There is an interesting book about this phenomenon of finding deeper meaning in major, chronic depression. David Karp’s Speaking of Sadness is based on interviews with dozens of people with long-term depression, and he notes that many develop a spiritual sense of their experience. This tends to happen after some years, when it is clear that the condition is not going away, and they are trying to come to terms with it as part of their lives. I don’t know if this is new or just something that more people are willing to talk about these days.
You’ve offered a great deal to think about, and I look forward to getting to know your writing.
Wendy Love says
Wow! This is my first time to your blog, but it is the best time for me to drop in.
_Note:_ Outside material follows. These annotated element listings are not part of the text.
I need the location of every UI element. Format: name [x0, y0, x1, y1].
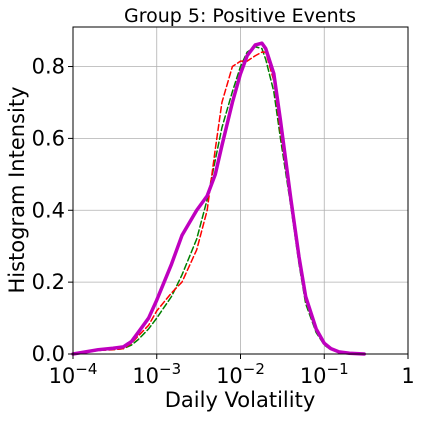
series-layer — [71, 41, 366, 356]
y-tick-label: 0.8 — [32, 55, 65, 79]
x-tick-label: 10−2 — [216, 360, 265, 388]
chart-title: Group 5: Positive Events — [124, 5, 356, 27]
series-line-3 — [71, 41, 366, 356]
y-axis-label: Histogram Intensity — [5, 86, 29, 293]
x-axis-ticks: 10−4 10−3 10−2 10−1 1 — [49, 354, 415, 388]
series-line-1 — [72, 46, 365, 355]
series-line-2 — [72, 51, 365, 355]
x-tick-label: 10−1 — [300, 360, 349, 388]
x-tick-label: 10−3 — [132, 360, 181, 388]
x-tick-label: 10−4 — [49, 360, 98, 388]
y-tick-label: 0.2 — [32, 270, 65, 294]
y-axis-ticks: 0.0 0.2 0.4 0.6 0.8 — [32, 55, 73, 366]
y-tick-label: 0.4 — [32, 198, 65, 222]
x-axis-label: Daily Volatility — [165, 388, 316, 412]
x-tick-label: 1 — [401, 364, 414, 388]
y-tick-label: 0.0 — [32, 342, 65, 366]
y-tick-label: 0.6 — [32, 126, 65, 150]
That story was just what I needed to hear today. I will have to pick up a copy of that book. I too an a writer/artist/bipolar who is trying to make a winning combination out of those three things. Keep up the wonderful work! I will be back.
Thank you, Wendy –
I’m glad you could come by. I know you’ll be moved and inspired by the book. I’ve just ordered another one of hers and will write about it soon.
I think what Frankl means by self-transendance is what you have been doing – attending to the bigger story of others, and so being part of something bigger/higher than yourself.
My way of saying it is: health is a kind of self-forgetfulness. (Not the kind of self-preoccupation where we give ourselves marks for not being selfish (I grew up in Evangelical Christianity) but of being absorbed and attentive).
Thanks for a great post.
Thank you, Evan –
That’s a great definition of health. It captures so much in a couple of words – brilliant! Of course, I have a way to go before getting there, but I’m a lot farther along this year than ever before.
If anyone fits the self-transcendence definition, it’s certainly you.